Sismo de magnitude 7,7 ao largo da ilha das Flores faz pelo menos 51 mortos na Indonésia
O tremor atingiu a costa norte de Flores às 5h58 locais de sábado. Há mais de 1.300 casas danificadas, cerca de 5.000 desalojados e mais de 230 réplicas registadas no primeiro dia.
Um sismo de magnitude 7,7 atingiu a costa da ilha indonésia das Flores na madrugada de sábado e matou pelo menos 51 pessoas.
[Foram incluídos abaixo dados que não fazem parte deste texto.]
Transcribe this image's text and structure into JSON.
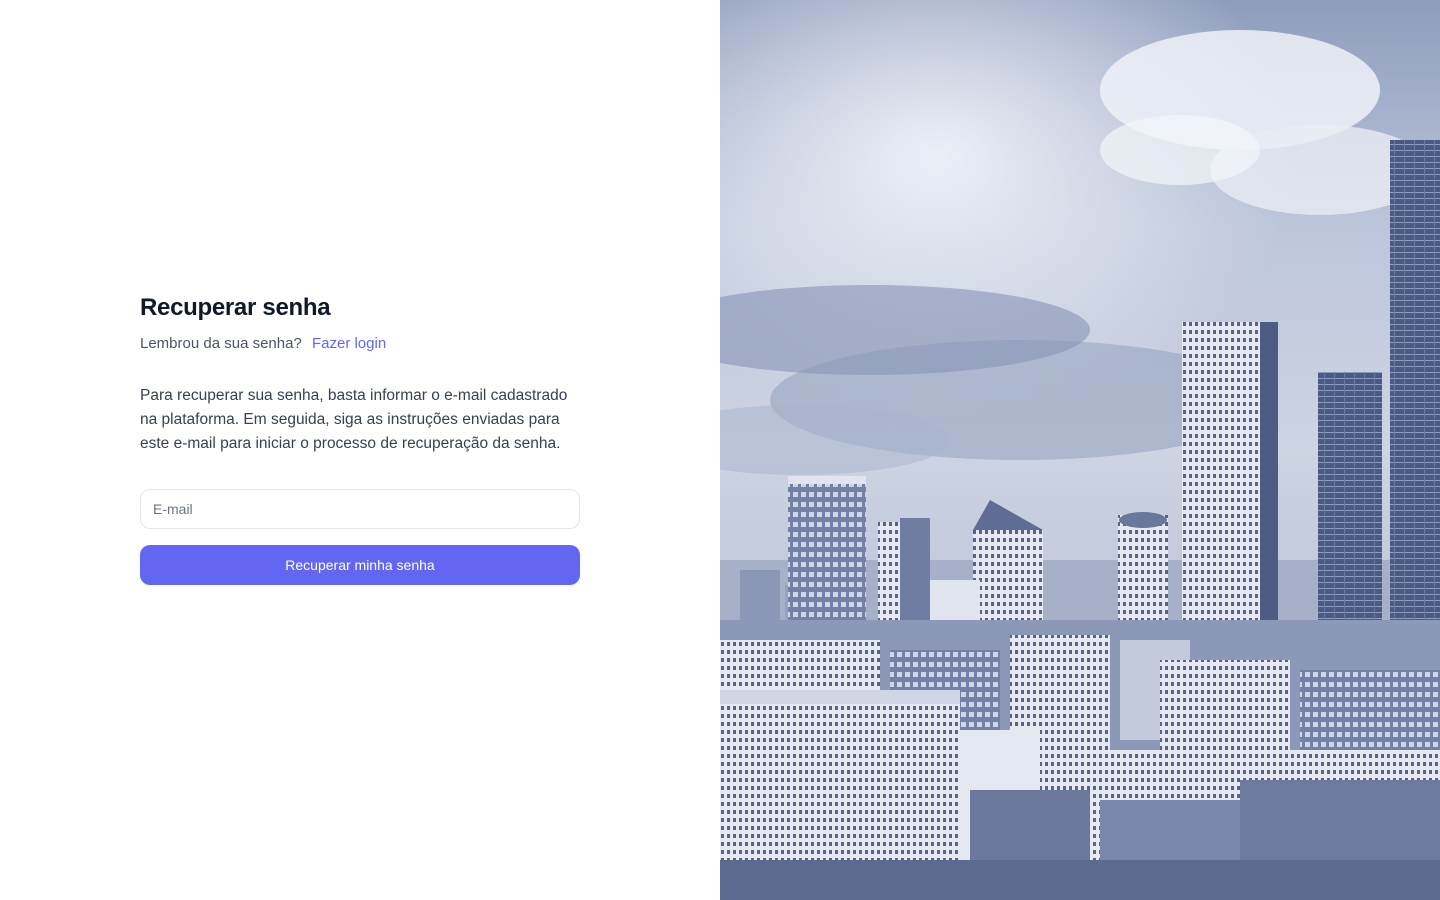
{
  "form": {
    "title": "Recuperar senha",
    "remember_text": "Lembrou da sua senha?",
    "login_link": "Fazer login",
    "description": "Para recuperar sua senha, basta informar o e-mail cadastrado na plataforma. Em seguida, siga as instruções enviadas para este e-mail para iniciar o processo de recuperação da senha.",
    "email_placeholder": "E-mail",
    "email_value": "",
    "submit_label": "Recuperar minha senha"
  },
  "colors": {
    "accent": "#6366f1",
    "title": "#111827",
    "body_text": "#374151",
    "muted_text": "#4b5563",
    "input_border": "#e5e7eb",
    "photo_tint": "#7f8fb5"
  },
  "hero_image": {
    "subject": "city-skyline-photo"
  }
}
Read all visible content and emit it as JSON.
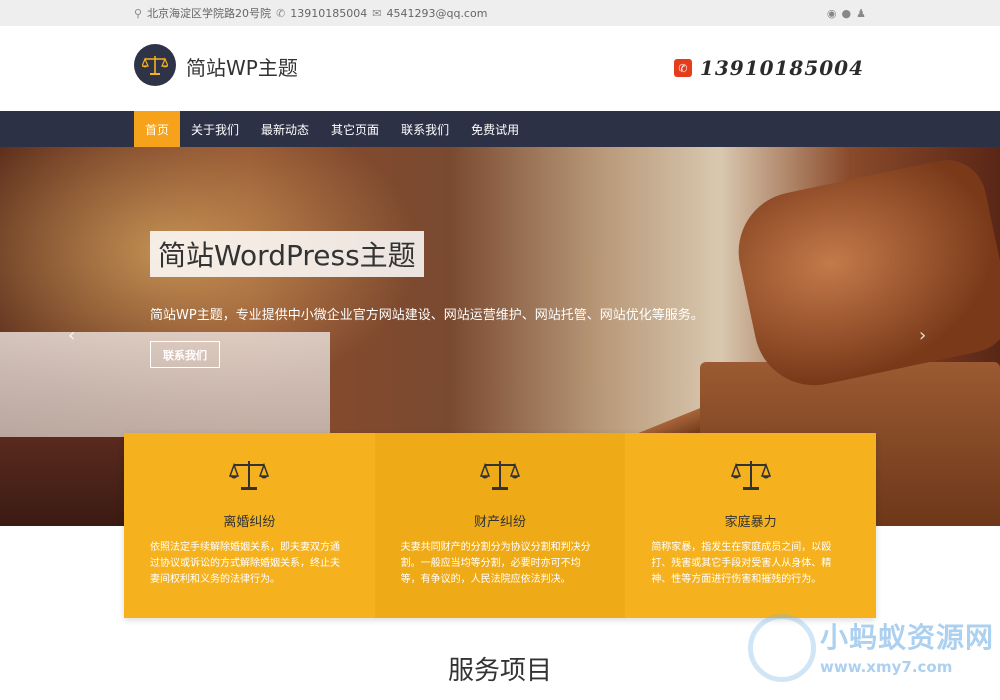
{
  "topbar": {
    "address_icon": "map-marker-icon",
    "address": "北京海淀区学院路20号院",
    "phone_icon": "phone-icon",
    "phone": "13910185004",
    "email_icon": "envelope-icon",
    "email": "4541293@qq.com",
    "social_icons": [
      "weibo-icon",
      "wechat-icon",
      "qq-icon"
    ]
  },
  "header": {
    "site_title": "简站WP主题",
    "logo_icon": "scale-icon",
    "phone_number": "13910185004",
    "phone_icon": "phone-icon",
    "phone_icon_color": "#e53c1e"
  },
  "nav": {
    "items": [
      "首页",
      "关于我们",
      "最新动态",
      "其它页面",
      "联系我们",
      "免费试用"
    ],
    "active_index": 0,
    "active_color": "#f7a21b",
    "bar_color": "#2d3146"
  },
  "hero": {
    "title": "简站WordPress主题",
    "subtitle": "简站WP主题，专业提供中小微企业官方网站建设、网站运营维护、网站托管、网站优化等服务。",
    "button": "联系我们",
    "prev_icon": "chevron-left-icon",
    "next_icon": "chevron-right-icon",
    "prev_glyph": "‹",
    "next_glyph": "›"
  },
  "features": [
    {
      "icon": "scale-icon",
      "title": "离婚纠纷",
      "desc": "依照法定手续解除婚姻关系，即夫妻双方通过协议或诉讼的方式解除婚姻关系，终止夫妻间权利和义务的法律行为。"
    },
    {
      "icon": "scale-icon",
      "title": "财产纠纷",
      "desc": "夫妻共同财产的分割分为协议分割和判决分割。一般应当均等分割，必要时亦可不均等，有争议的，人民法院应依法判决。"
    },
    {
      "icon": "scale-icon",
      "title": "家庭暴力",
      "desc": "简称家暴，指发生在家庭成员之间，以殴打、残害或其它手段对受害人从身体、精神、性等方面进行伤害和摧残的行为。"
    }
  ],
  "feature_color": "#f5b21e",
  "section": {
    "title": "服务项目"
  },
  "watermark": {
    "text": "小蚂蚁资源网",
    "url": "www.xmy7.com"
  }
}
O epicentro ficou a cerca de 68 quilómetros a norte-noroeste da cidade de Ende, na província de Nusa Tenggara Oriental, às 5h58 locais — dados que constam da ficha do evento no serviço geológico dos Estados Unidos.
O balanço subiu ao longo do fim de semana. Começou em dois mortos confirmados nas primeiras horas, passou por 38 e por 47, e chegou a 51 no domingo, à medida que as equipas conseguiram abrir estradas cortadas por deslizamentos de terra e alcançar aldeias que tinham ficado isoladas.
O que se sabe dos danos
Mais de 1.300 casas foram danificadas e cerca de 5.000 pessoas ficaram desalojadas. As autoridades contabilizaram 36 feridos graves e mais 77 com ferimentos ligeiros. No primeiro dia registaram-se mais de 230 réplicas na ilha, a maior delas de magnitude 6,2, o que obrigou a interromper várias vezes as buscas.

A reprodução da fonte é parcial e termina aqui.